Citybilly spins twist on comfort food


Downtown Los Angeles has become saturated with Italian restaurants, which is exactly why the owners of the 20-year-old Pasta Primavera on Seventh Street decided to do away with its original concept and bring a new kind of cuisine to Restaurant Row. The result is Citybilly, a cuisine described as “modern American comfort food with a twist,” which opened Sept. 22.

Glimpses of the Italian restaurant are still visible in the space’s Italian-inspired molding and art, but for a new opening, the eatery is off to its own unique start. Waiters wear suspenders with jeans and a button-down, a look that could be kitschy but works in the understated ambiance. The service is friendly — an escape from loud city life.
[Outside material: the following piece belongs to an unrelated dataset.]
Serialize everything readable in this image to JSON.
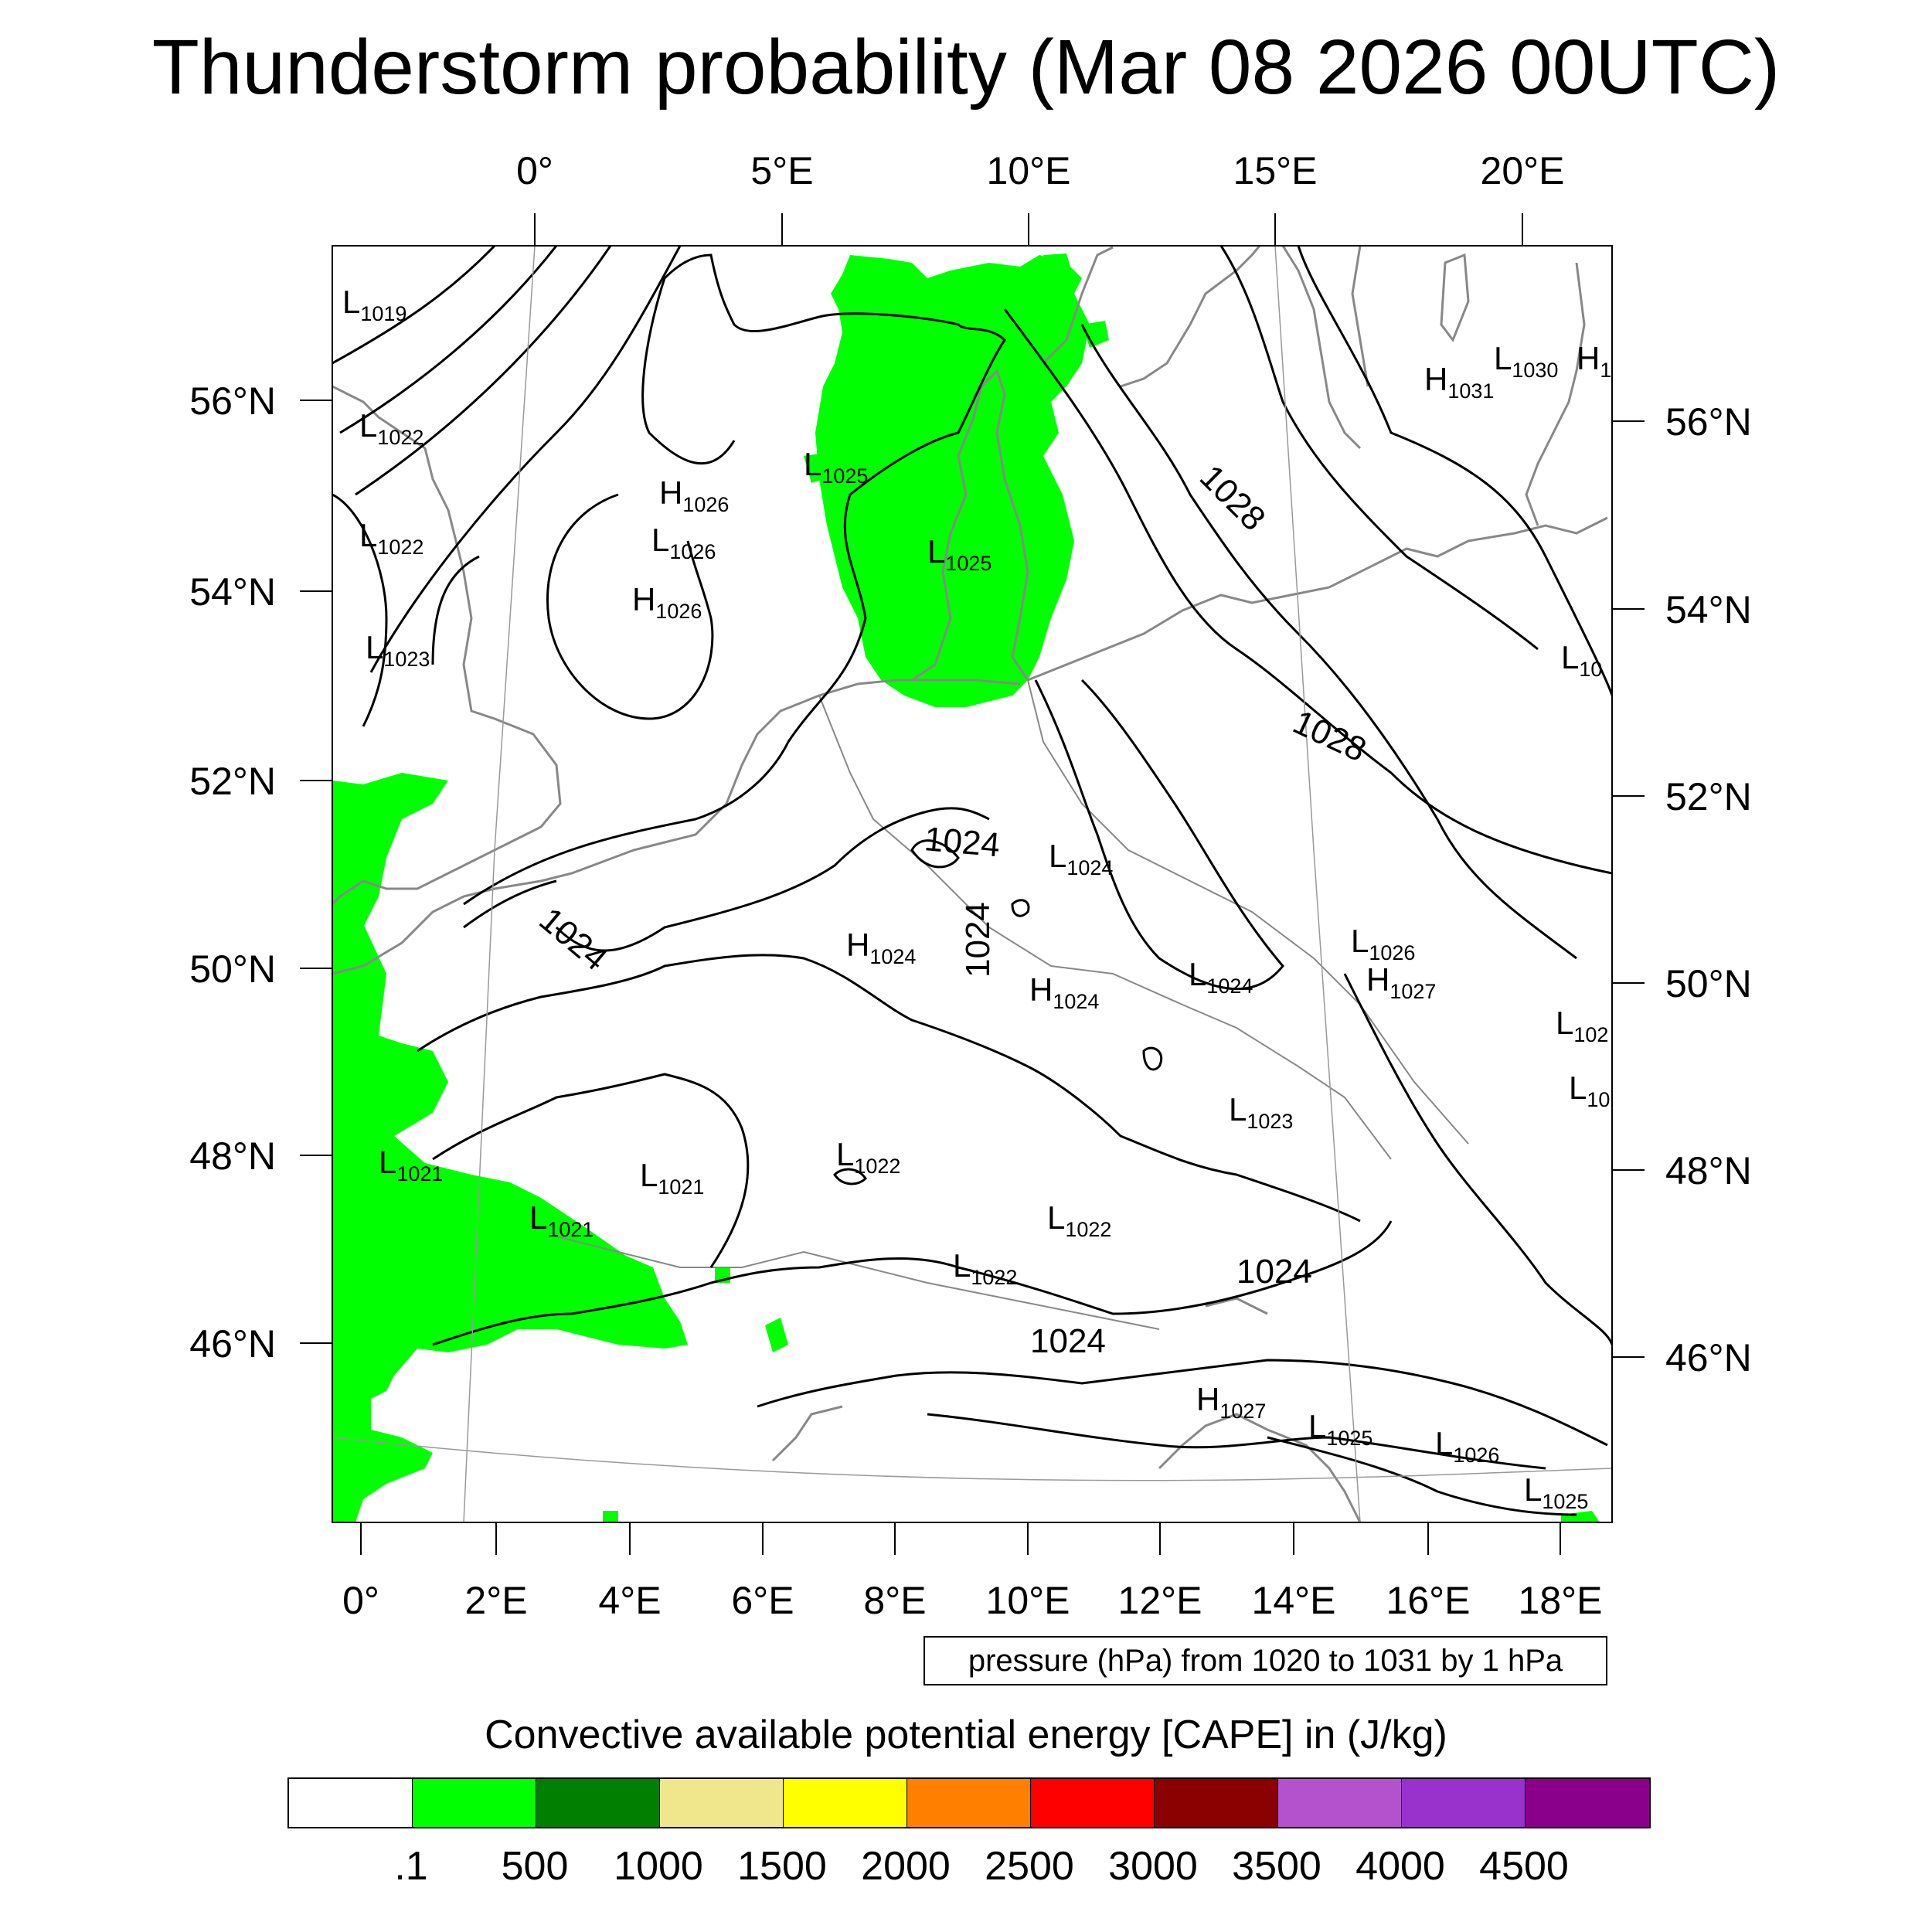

South burger · New restaurant Citybilly melds the taste of the South with trendy L.A. cuisine. It features a vegetarian portobella burger topped with walnut pesto sauce, smoked mozzarella and fresh baby arugula. - Theresa Huffman | Daily Trojan

The menu is the real star; every item is designed to bring a little bit of city to old country classics. The Mac’n’Cheeses, served in an iron skillet, is made with three cheeses, blended with distinguishable white truffle oil and topped with bread crumbs to give it a slightly upscale flair. Then there are two variations on the twice-baked potato: The City Potato with goat cheese and truffle and the Billy Potato with cheddar, bacon and chives.

Owner Grace Beck takes extra care to include organic, homegrown produce, which is evident in many of the menu items. The pomegranate lemonade is made with Meyer lemons hand-picked from her own garden and the Herb’n’field-style Greens Salad, which can be ordered as a meal or a side, is full of garden fresh flavors.
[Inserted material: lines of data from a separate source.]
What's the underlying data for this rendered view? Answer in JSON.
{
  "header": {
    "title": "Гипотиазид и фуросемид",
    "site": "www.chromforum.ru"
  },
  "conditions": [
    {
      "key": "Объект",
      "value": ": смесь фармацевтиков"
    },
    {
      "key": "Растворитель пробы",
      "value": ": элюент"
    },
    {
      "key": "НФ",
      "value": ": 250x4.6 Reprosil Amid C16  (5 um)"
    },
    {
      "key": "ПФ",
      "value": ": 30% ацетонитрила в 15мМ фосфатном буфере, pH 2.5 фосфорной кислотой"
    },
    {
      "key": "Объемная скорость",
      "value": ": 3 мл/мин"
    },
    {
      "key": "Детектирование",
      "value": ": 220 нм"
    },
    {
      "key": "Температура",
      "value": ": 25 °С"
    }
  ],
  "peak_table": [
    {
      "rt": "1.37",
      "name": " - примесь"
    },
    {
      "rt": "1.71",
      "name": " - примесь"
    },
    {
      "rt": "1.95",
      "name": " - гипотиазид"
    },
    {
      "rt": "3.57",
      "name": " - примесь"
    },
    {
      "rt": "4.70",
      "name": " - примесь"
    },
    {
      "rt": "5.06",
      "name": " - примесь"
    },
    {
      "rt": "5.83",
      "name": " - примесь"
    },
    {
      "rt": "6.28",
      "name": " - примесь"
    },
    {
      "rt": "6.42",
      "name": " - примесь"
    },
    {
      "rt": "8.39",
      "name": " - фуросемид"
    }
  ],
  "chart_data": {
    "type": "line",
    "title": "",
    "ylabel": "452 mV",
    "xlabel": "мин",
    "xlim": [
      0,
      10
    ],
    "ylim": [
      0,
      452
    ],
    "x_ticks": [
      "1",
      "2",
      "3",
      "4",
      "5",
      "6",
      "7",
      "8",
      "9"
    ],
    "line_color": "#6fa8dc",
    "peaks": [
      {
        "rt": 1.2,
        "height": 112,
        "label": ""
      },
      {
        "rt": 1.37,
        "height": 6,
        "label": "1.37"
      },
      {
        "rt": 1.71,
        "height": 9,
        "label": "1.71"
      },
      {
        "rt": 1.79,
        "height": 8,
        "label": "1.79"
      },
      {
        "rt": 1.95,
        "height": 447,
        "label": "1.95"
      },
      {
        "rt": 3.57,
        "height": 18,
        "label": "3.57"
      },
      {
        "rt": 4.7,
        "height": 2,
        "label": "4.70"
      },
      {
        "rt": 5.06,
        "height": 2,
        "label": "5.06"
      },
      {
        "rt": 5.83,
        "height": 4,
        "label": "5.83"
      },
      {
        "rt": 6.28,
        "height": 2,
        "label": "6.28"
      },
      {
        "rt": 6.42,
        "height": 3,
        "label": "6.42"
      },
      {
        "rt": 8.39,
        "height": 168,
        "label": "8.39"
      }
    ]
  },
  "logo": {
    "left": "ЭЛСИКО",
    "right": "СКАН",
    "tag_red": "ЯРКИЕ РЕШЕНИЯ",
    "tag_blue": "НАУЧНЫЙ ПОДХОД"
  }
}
Other plates also rely on fresh produce to merge Southern cooking with classic Californian and Asian cuisines. The tuna tartare appetizer is accented with pear, avocado and mint aioli, while one of the chicken entrees is topped with yuzu vinaigrette, a dressing made with a traditional Chinese fruit.

Vegetarians who might feel left out at traditional meat-heavy Southern eateries can find hearty flavor in the portobella burger, a meatless twist on a cookout favorite.
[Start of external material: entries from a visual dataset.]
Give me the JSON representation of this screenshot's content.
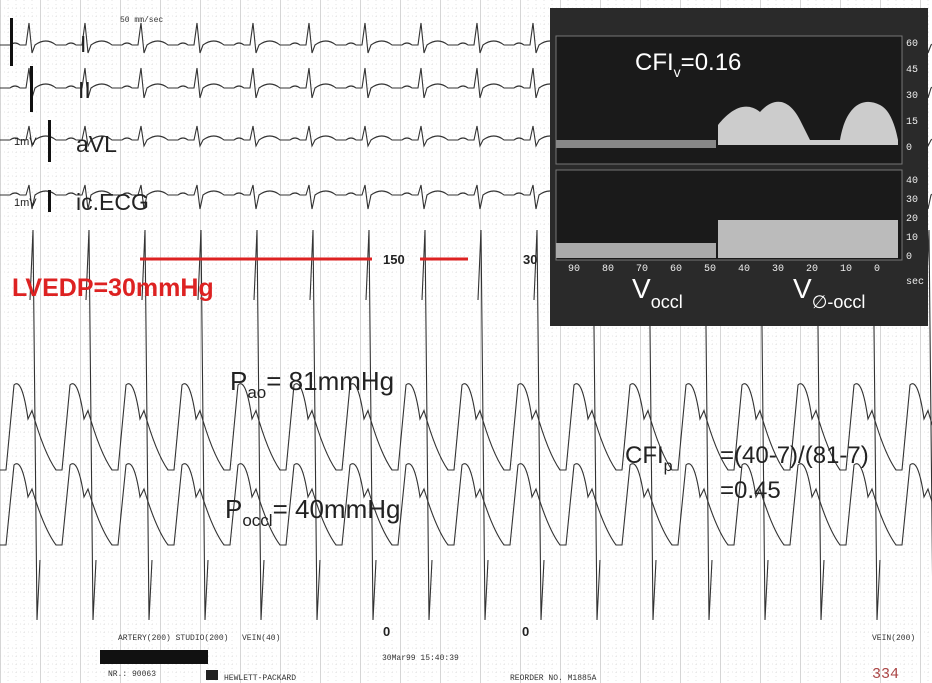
{
  "header": {
    "speed": "50 mm/sec"
  },
  "leads": [
    {
      "label": "I"
    },
    {
      "label": "II"
    },
    {
      "scale": "1mV",
      "label": "aVL"
    },
    {
      "scale": "1mV",
      "label": "ic.ECG"
    }
  ],
  "pressure_scale": {
    "upper": "150",
    "upper_right": "30",
    "zero_left": "0",
    "zero_right": "0"
  },
  "lvedp": "LVEDP=30mmHg",
  "pao": {
    "symbol": "P",
    "sub": "ao",
    "text": "= 81mmHg"
  },
  "pocc": {
    "symbol": "P",
    "sub": "occl",
    "text": "= 40mmHg"
  },
  "cfip": {
    "symbol": "CFI",
    "sub": "p",
    "formula": "=(40-7)/(81-7)",
    "result": "=0.45"
  },
  "inset": {
    "cfiv": {
      "symbol": "CFI",
      "sub": "v",
      "text": "=0.16"
    },
    "top_scale": [
      "60",
      "45",
      "30",
      "15",
      "0"
    ],
    "bottom_scale": [
      "40",
      "30",
      "20",
      "10",
      "0"
    ],
    "time_axis": [
      "90",
      "80",
      "70",
      "60",
      "50",
      "40",
      "30",
      "20",
      "10",
      "0"
    ],
    "time_unit": "sec",
    "v_occl": {
      "symbol": "V",
      "sub": "occl"
    },
    "v_nonoccl": {
      "symbol": "V",
      "sub": "∅-occl"
    }
  },
  "footer": {
    "channels": "ARTERY(200)  STUDIO(200)",
    "vein": "VEIN(40)",
    "vein_right": "VEIN(200)",
    "record": "NR.: 90063",
    "maker": "HEWLETT-PACKARD",
    "reorder": "REORDER NO. M1885A",
    "timestamp": "30Mar99  15:40:39",
    "page": "334"
  }
}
The mushroom is topped with smoked mozzarella, walnut pesto, roasted pepper and baby arugula, all sandwiched between a brioche bun.

With solid lunch and dinner menus and a wine list full of bottles from small vineyards, Citybilly is now focusing on possible weekly specials such as burger and beer Mondays or fried chicken and champagne nights, to draw customers with various and even unexpected combinations.

The restaurant is also working on opening a coffee bar stocked with single-origin, hand-dripped coffees as well as organic teas and fresh pastries for the morning work crowd. The space already lends itself to a coffee shop setup; a bar and a glass case sit on one side of the restaurant, separated from most of the tables by a glass partition. If the chocolate blueberry cake available on the regular menu is any indication, the baked goods rival those of well-known nearby pastry shops.

The restaurant has a separate pastries chef, who is currently working with the management to create sweets that look as good as they taste and reflect various cultural elements. For instance, the apple pie in the works is somewhat of a cross between a French tart and an American classic pie, with perfectly placed apple slices and a shiny glaze.

If your schedule doesn’t allow for a trip Downtown during morning hours, try stopping by for lunch between 11:30 a.m. and 2:30 p.m., Monday through Friday. The lunch menu offerings are very similar to those at dinner, but with a cheaper price tag. Still, the pricing is not unreasonable. None of the appetizers or salads exceeds $10, and the entrees are all less than $20.

Everything, from the creative dishes down to the bill, which takes the form of a miniature tin bucket secured with a clothespin, conveys Citybilly’s subtle whimsical nature.